Abstract

Kruschke’s EXIT model (Kruschke, 2001b) has been very successful in explaining a variety of learning phenomena by means of selective attention. In particular, EXIT produces learned predictiveness effects (Le Pelley and McLaren, 2003), the inverse base rate effect (Kruschke, 1996; Medin and Edelson, 1988), inattention after blocking (Beesley and Le Pelley, 2011; Kruschke and Blair, 2000), differential cue use across the stimulus space (Aha and Goldstone, 1992) and conditional learned predictiveness effects (Uengoer et al., 2013). We dissect EXIT into its component mechanisms (error-driven learning, selective attention, attentional competition, rapid attention shifts and exemplar mediation of attention) and test whether simplified versions of EXIT can explain the same experimental results as the full model.
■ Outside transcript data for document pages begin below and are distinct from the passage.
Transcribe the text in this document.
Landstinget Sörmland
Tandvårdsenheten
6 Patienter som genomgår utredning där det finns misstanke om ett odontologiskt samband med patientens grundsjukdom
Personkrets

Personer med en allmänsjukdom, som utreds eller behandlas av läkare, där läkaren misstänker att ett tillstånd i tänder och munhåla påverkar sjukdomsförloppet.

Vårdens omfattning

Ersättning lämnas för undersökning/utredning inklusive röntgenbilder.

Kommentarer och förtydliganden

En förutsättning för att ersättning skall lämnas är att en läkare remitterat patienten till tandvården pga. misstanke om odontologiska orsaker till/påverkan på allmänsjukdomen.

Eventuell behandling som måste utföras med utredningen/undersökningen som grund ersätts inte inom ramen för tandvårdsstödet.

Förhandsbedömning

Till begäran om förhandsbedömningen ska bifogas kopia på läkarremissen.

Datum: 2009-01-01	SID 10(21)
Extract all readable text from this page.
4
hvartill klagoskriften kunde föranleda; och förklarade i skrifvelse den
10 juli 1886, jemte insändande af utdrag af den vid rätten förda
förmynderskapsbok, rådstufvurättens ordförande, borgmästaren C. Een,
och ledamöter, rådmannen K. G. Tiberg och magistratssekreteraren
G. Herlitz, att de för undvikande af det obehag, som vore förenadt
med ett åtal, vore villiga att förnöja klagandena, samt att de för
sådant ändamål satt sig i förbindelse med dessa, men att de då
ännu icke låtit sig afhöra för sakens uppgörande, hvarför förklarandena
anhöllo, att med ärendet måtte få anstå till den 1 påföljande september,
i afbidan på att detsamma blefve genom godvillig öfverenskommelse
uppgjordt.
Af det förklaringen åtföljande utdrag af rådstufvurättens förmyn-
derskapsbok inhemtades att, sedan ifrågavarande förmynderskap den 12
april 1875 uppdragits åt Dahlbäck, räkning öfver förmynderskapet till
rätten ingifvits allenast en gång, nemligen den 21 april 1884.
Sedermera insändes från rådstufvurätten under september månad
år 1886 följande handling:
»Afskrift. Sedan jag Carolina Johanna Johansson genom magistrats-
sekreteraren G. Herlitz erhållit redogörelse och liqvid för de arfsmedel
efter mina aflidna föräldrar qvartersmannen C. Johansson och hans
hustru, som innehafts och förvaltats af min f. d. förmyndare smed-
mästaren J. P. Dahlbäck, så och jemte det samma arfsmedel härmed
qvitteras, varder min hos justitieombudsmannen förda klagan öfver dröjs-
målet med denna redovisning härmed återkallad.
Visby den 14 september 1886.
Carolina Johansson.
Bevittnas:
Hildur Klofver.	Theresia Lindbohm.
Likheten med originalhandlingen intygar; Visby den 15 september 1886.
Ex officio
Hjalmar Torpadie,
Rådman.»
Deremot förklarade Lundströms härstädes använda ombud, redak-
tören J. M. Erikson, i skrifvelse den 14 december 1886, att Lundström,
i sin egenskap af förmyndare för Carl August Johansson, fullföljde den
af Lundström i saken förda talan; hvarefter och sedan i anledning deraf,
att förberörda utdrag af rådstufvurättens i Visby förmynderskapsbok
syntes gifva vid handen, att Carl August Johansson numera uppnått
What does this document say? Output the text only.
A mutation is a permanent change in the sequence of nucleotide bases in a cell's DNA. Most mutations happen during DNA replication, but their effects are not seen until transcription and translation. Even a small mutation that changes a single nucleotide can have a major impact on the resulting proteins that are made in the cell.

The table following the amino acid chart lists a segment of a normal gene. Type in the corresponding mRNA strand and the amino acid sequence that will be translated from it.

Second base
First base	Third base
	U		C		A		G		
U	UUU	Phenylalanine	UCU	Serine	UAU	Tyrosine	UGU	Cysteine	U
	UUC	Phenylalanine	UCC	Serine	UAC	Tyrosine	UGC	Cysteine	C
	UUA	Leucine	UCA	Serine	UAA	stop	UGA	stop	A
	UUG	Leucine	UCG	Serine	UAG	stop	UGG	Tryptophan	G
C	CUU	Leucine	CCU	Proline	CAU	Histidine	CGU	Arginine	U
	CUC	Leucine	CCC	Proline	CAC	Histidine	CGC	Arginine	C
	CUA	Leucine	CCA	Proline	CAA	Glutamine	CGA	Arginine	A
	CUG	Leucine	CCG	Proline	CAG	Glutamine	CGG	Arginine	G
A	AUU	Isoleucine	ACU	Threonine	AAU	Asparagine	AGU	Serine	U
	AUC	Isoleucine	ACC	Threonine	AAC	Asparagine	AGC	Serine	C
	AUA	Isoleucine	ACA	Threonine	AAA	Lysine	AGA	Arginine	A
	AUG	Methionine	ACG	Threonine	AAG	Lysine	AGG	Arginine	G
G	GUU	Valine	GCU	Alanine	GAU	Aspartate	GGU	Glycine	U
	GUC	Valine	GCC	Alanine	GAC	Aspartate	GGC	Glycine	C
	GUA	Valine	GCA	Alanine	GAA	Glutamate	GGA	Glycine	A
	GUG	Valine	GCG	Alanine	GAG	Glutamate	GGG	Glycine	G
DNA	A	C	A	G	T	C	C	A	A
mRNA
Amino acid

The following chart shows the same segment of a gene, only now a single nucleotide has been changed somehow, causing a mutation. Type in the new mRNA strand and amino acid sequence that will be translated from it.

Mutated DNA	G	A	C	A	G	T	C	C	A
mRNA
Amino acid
Most phenomena can be explained by either rapid attention shifts or attentional competition, without the need for combining them as in EXIT. There is little evidence for exemplar mediation of attention when people learn linearly separable category structures (e.g. Kruschke and Blair, 2000; Le Pelley and McLaren, 2003); whether or not it is needed for non-linear categories depends on stimulus representation (Aha and Goldstone, 1992; Uengoer et al., 2013). On the whole, we believe that attentional competition—embodied in a model which we dub CompAct—offers the simplest explanation for the experimental results we examine.